In many ways the debate between nationalists and nullifiers recapitulated the old tension between Federalists like Alexander Hamilton and anti-Federalists like Jefferson. But by now the irreconcilable economic interests of North and South lent urgency to what was already a profound disagreement over political principle. In the “Fort Hill Address” of July 1831, in which for the first time he made the public case for nullification, Calhoun described the doctrine as a “last resort” to be deployed only in the face of “dangerous infractions of the Constitution.” The tariff, imposed on the South by the national government, constituted just such an infraction. The interest of the two regions, he wrote “must, from the nature of things, in reference to the Tariff, be in conflict.” What were these “things”? Calhoun did not say; of course he meant slavery. A slave economy could not live by the same rules as one governed by free labor. Neither Adams nor Calhoun had referred to slavery; the issue was everywhere—and nowhere. Within a few years it would be the consuming question of Adams’ life.
ADAMS TURNED SIXTY-FOUR IN 1831. THIS HARDLY MADE HIM A fossil by the standards of the day: George Washington was still president at that age, and John Adams was just exiting. But John Quincy Adams had t
urned old when he was still young; to men who met him for the first time he had the remote majesty of a mountain seen in the distance.
In September 1831 William Seward, later Abraham Lincoln’s secretary of state but then a young New York lawyer and aspiring politician, visited Adams at home. Seward recorded his impressions in a letter to a friend. “The house is very plain and old-fashioned,” he wrote. “Very plain ingrain carpeting covered the floor, very plain paper on the walls, modern but plain mahogany chairs.” On the walls were portraits of John Adams, George Washington, Martha Washington, and Jefferson (whom Adams, for all his misgivings, apparently still venerated). Adams himself was “sober, almost to gloom or sorrow,” his eyes inflamed, short, bald, slightly corpulent.
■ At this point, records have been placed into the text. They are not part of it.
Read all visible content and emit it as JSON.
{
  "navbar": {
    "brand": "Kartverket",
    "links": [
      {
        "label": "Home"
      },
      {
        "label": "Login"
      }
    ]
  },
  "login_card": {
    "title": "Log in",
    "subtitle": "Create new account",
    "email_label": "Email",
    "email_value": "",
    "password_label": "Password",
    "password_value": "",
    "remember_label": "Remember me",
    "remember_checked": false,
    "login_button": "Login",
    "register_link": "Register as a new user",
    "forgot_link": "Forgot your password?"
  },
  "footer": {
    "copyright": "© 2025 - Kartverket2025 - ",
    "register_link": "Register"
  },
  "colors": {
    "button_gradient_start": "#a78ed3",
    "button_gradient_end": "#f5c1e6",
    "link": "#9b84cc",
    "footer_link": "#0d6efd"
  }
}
He was dressed simply, in an olive frock coat, and seemed to be wearing as well a fine layer of learned dust. “It was obvious that he was a student,” Seward wrote, “just called from the labours of his closet.”
The two men spoke for three hours, chiefly about politics. “He spoke of General Jackson without one word of reserve or bitterness, or unkindness,” wrote Seward, “thought his Administration ruinous, but still doubted not that he would be re-elected.” The former president struck his young visitor as very much of a piece with his stolid and rigorously correct furnishings—“plain, honest and free in his discourse; but with hardly a ray of animation or of feeling in the whole of it.” Occasionally, Seward noted, “he rose into a temporary earnestness, and then a flash of ingenuous ardor was seen, but it was transitory, and all was cool, orderly and deliberate. . . . As I left the house, I thought I could plainly answer how it happened that he, the best President since Washington, entered and left the office with so few devoted personal friends.” But Adams remained a formidable presence. Elsewhere Seward wrote, “His vigor and his resolution astonished me,” and said that he had taken inspiration from the old man’s slow-burning fire.